So I will say how I do my internship rotations is I’ve prerecorded, some videos for them that kind of teaches them the basics of, Hey, here’s your keyword here is how to make an outline. Here’s how to make your article. here’s how to make your images. And they write blog articles for the website.
They do other projects to, you know, it really depends on their strengths and what they wanna do, but I’ve had a lot of interns from a lot of different programs now. Write articles for the blog and they love it too. And they’ll share it with their friends, with their family. I think I get a lot of sessions just from intern sharing.

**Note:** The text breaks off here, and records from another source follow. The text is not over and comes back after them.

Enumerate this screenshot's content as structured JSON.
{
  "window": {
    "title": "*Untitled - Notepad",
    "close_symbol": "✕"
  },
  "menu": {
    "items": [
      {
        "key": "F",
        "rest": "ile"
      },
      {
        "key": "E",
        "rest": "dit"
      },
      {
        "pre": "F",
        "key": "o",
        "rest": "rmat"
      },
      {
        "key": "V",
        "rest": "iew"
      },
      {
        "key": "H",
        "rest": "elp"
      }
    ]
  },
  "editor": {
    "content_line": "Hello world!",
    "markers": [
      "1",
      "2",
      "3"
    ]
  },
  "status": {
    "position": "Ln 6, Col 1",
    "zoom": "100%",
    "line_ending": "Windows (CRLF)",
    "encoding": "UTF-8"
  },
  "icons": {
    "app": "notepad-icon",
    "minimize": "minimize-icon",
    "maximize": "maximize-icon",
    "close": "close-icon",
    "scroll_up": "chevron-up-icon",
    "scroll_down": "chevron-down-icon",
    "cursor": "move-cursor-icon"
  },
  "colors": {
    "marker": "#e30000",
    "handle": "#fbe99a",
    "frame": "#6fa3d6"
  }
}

right. And, and it’s just so fun too, cuz it’s something they could add to their own resume and their CV and show an example of work that they’ve done. Cause I always do include their names on the articles that way they get, you know, credit for it. So yeah.
Erica Julson: Yeah. So many things to unpack there, but one of the biggest pieces is like, who knows what ripple effect you’re gonna have with all of these people. exposing them to new business ideas, giving them the freelance writing slash SEO skills is a huge leg up. Whether they want to start their own brand or freelance or whatever, it’s a hugely marketable skill for them to learn. So, and it’s a win for you obviously. And you kind of answered, one of my questions was gonna be like, I know in my own thought process and my own past experiences, I’ve done some work with interns, not a ton, but , I did find it hard in some sense.

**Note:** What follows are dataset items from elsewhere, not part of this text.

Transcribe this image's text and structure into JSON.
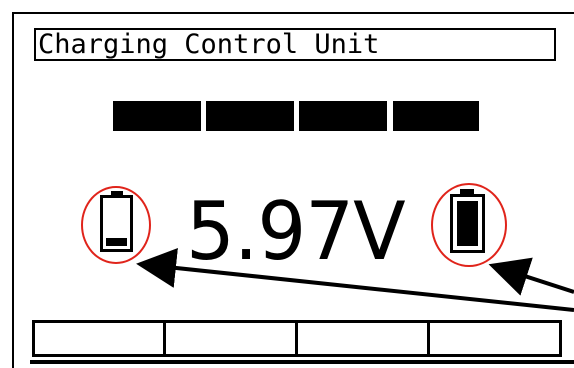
{
  "screen": {
    "title": "Charging Control Unit",
    "voltage": "5.97V",
    "progress_segments": 4
  },
  "batteries": [
    {
      "name": "battery-low-icon",
      "level": 0.2
    },
    {
      "name": "battery-full-icon",
      "level": 1.0
    }
  ],
  "softkeys": [
    "",
    "",
    "",
    ""
  ],
  "colors": {
    "annotation": "#e0241b",
    "foreground": "#000000",
    "background": "#ffffff"
  }
}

With each program, like they had different requirements and different lengths of time to spend with you. So it felt hard to like systematize, like what I was doing. I haven’t done it recently, but I did get to a point where I kind of had like a set thing of like, this is the type of stuff we’ll do, but I love that you said that you record videos cuz that’s a great way. So you’re not repeating yourself a zillion times, like one on one with people, you know, one to many in the in the internship world.
Katie Dodd: Yes, absolutely. And it also helps us to get the most out of our one on one time together because then I could really focus on, okay, how can I help you and your career and what you wanna do and what you wanna build as a dietitian.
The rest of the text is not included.